Saturday, June 4, 2011

Insider vs. Outsider. Part 1

For years I refused to participate in political discourse. In the early 80's I loathed "Crossfire" because I did not subscribe to the left vs. right paradigm. Pat Buchanan was not an alternative voice. He was hostile to free trade and a proponent of executive clout. Members of the press all looked alike to me. The power strugggle was not left v. right. Not liberal v. conservative. Not Donkey v. Elephant. It was insider versus outsider. It still is.

I would grow even more cynical when Buchanan, the Beltway hack, would repackage himself as a political outsider. Ultimately he would prove to be as hostile to free trade as Ralph Nader. And yet, he developed a loyal following. Go figure.
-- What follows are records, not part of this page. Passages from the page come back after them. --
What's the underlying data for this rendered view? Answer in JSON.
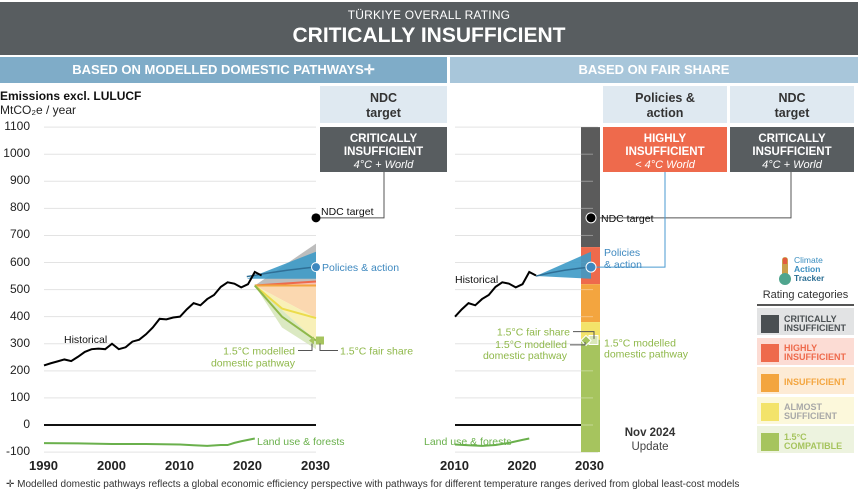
{
  "banner": {
    "subtitle": "TÜRKIYE OVERALL RATING",
    "title": "CRITICALLY INSUFFICIENT"
  },
  "sections": {
    "left": "BASED ON MODELLED DOMESTIC PATHWAYS✛",
    "right": "BASED ON FAIR SHARE"
  },
  "axis": {
    "title": "Emissions excl. LULUCF",
    "unit": "MtCO₂e / year"
  },
  "rating_boxes": {
    "left_ndc": {
      "header": "NDC target",
      "rating": "CRITICALLY INSUFFICIENT",
      "temp": "4°C + World",
      "color": "#585d60"
    },
    "right_policies": {
      "header": "Policies & action",
      "rating": "HIGHLY INSUFFICIENT",
      "temp": "< 4°C World",
      "color": "#ee6a4c"
    },
    "right_ndc": {
      "header": "NDC target",
      "rating": "CRITICALLY INSUFFICIENT",
      "temp": "4°C + World",
      "color": "#585d60"
    }
  },
  "legend": {
    "logo": [
      "Climate",
      "Action",
      "Tracker"
    ],
    "title": "Rating categories",
    "items": [
      {
        "label": "CRITICALLY INSUFFICIENT",
        "color": "#4a4f52",
        "bg": "#e2e3e4",
        "text_color": "#4a4f52"
      },
      {
        "label": "HIGHLY INSUFFICIENT",
        "color": "#ee6a4c",
        "bg": "#fcdcd4",
        "text_color": "#ee6a4c"
      },
      {
        "label": "INSUFFICIENT",
        "color": "#f3a53f",
        "bg": "#fdebd5",
        "text_color": "#f3a53f"
      },
      {
        "label": "ALMOST SUFFICIENT",
        "color": "#f3e36a",
        "bg": "#fcf8db",
        "text_color": "#a8a8a8"
      },
      {
        "label": "1.5°C COMPATIBLE",
        "color": "#a6c45e",
        "bg": "#edf3df",
        "text_color": "#a6c45e"
      }
    ]
  },
  "update": {
    "date": "Nov 2024",
    "label": "Update"
  },
  "footnote": "✛  Modelled domestic pathways reflects a global economic efficiency perspective with pathways for different temperature ranges derived from global least-cost models",
  "labels": {
    "historical": "Historical",
    "ndc_target": "NDC target",
    "policies_action": "Policies & action",
    "policies_line1": "Policies",
    "policies_line2": "& action",
    "mdp_line1": "1.5°C modelled",
    "mdp_line2": "domestic pathway",
    "fair_share": "1.5°C fair share",
    "land_use": "Land use & forests"
  },
  "chart_data": [
    {
      "type": "line",
      "title": "Based on modelled domestic pathways",
      "ylabel": "Emissions excl. LULUCF (MtCO2e / year)",
      "ylim": [
        -100,
        1100
      ],
      "yticks": [
        1100,
        1000,
        900,
        800,
        700,
        600,
        500,
        400,
        300,
        200,
        100,
        0,
        -100
      ],
      "xlim": [
        1990,
        2030
      ],
      "xticks": [
        1990,
        2000,
        2010,
        2020,
        2030
      ],
      "grid": true,
      "series": [
        {
          "name": "Historical",
          "color": "#000000",
          "x": [
            1990,
            1991,
            1992,
            1993,
            1994,
            1995,
            1996,
            1997,
            1998,
            1999,
            2000,
            2001,
            2002,
            2003,
            2004,
            2005,
            2006,
            2007,
            2008,
            2009,
            2010,
            2011,
            2012,
            2013,
            2014,
            2015,
            2016,
            2017,
            2018,
            2019,
            2020,
            2021,
            2022
          ],
          "y": [
            220,
            228,
            235,
            242,
            236,
            252,
            270,
            280,
            282,
            280,
            300,
            280,
            287,
            308,
            315,
            335,
            360,
            392,
            390,
            397,
            400,
            427,
            450,
            442,
            465,
            480,
            510,
            527,
            522,
            508,
            520,
            565,
            552
          ]
        },
        {
          "name": "Land use & forests",
          "color": "#6ab04c",
          "x": [
            1990,
            1995,
            2000,
            2005,
            2010,
            2012,
            2014,
            2016,
            2017,
            2018,
            2019,
            2020,
            2021
          ],
          "y": [
            -67,
            -68,
            -70,
            -70,
            -72,
            -75,
            -77,
            -74,
            -74,
            -66,
            -60,
            -55,
            -50
          ]
        }
      ],
      "projections_2030": {
        "policies_action_range": [
          540,
          640
        ],
        "policies_action_median": 583,
        "critically_insufficient_max": 670,
        "highly_insufficient_boundary": 530,
        "insufficient_boundary": 515,
        "almost_sufficient_boundary": 395,
        "modelled_1_5C_pathway": 312,
        "modelled_1_5C_min": 280,
        "fair_share_1_5C": 312,
        "ndc_target": 765,
        "start_year": 2021,
        "start_value": 515
      }
    },
    {
      "type": "line",
      "title": "Based on fair share",
      "ylim": [
        -100,
        1100
      ],
      "xlim": [
        2010,
        2030
      ],
      "xticks": [
        2010,
        2020,
        2030
      ],
      "grid": true,
      "series": [
        {
          "name": "Historical",
          "color": "#000000",
          "x": [
            2010,
            2011,
            2012,
            2013,
            2014,
            2015,
            2016,
            2017,
            2018,
            2019,
            2020,
            2021,
            2022
          ],
          "y": [
            400,
            427,
            450,
            442,
            465,
            480,
            510,
            527,
            522,
            508,
            520,
            565,
            552
          ]
        },
        {
          "name": "Land use & forests",
          "color": "#6ab04c",
          "x": [
            2010,
            2012,
            2014,
            2016,
            2018,
            2020,
            2021
          ],
          "y": [
            -72,
            -75,
            -77,
            -74,
            -66,
            -55,
            -50
          ]
        }
      ],
      "fair_share_bands_2030": [
        {
          "category": "Critically insufficient",
          "from": 657,
          "to": 1100,
          "color": "#5b5b5b"
        },
        {
          "category": "Highly insufficient",
          "from": 520,
          "to": 657,
          "color": "#ee6a4c"
        },
        {
          "category": "Insufficient",
          "from": 380,
          "to": 520,
          "color": "#f3a53f"
        },
        {
          "category": "Almost sufficient",
          "from": 315,
          "to": 380,
          "color": "#f3e36a"
        },
        {
          "category": "1.5°C compatible",
          "from": -100,
          "to": 315,
          "color": "#a6c45e"
        }
      ],
      "markers_2030": {
        "ndc_target": 765,
        "policies_action": 583,
        "fair_share_1_5C": 312,
        "modelled_1_5C_pathway": 312
      },
      "policies_action_range": [
        540,
        640
      ]
    }
  ]
}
At about the time Buchanan was gearing up for a presidential run, GOP apologist Fred Barnes wrote a landmark column in "The American Spectator" telling us to forget about small government conservatism. Big government conservatism is where its's at and we should not shy away from the label. It's all about reaping the spoils of war and procuring plum jobs for our more loyal supporters. It's all about patronage and our hacks are better than your hacks.

Long after Barnes ascends into Conservative Heaven (if that is not an oxymoron) his magnum opus will toll for thee. There is no unringing this bell. It is that rare moment where a deceiver shows his cards. Like a ranking administrator professing their loyalty to Karl Marx or their secret admiration for all things jihad. Yes, we suspect but until they come out and say it, we can only suspect. Barnes unwittingly dug a ditch between the social conservative and the fiscal conservative. That ditch is now a gulf.

It is interesting that the same publication that trumpeted moral bureaucracy would years later print another watershed column by Angelo Codevilla denouncing America's ruling class. Funny how one's perspective can change when one is run out of town on a rail. Has Emmett Tyrrell ssen the light? I doubt it.

How do we define the schism in the Republican Party? We could say that it's a battle between those who want a new ruling class and those who want no ruling class. Krauthammer, Noonan, Will, Rove, et al, meet the Tea Party. The party monarchists will have decide if they prefer the company of their fellow monarchists to the company of the unwashed masses.

For me, if the Obama Campaign trots out Karl Rove as their new political consultant, I will not so much as blink. A billion dollars will buy a ton of souls and the skills of the soulless. It might loook like betrayal but it really isn't. Everything we needed to know about the GOP establishment we learned from Fred Barnes two decades ago.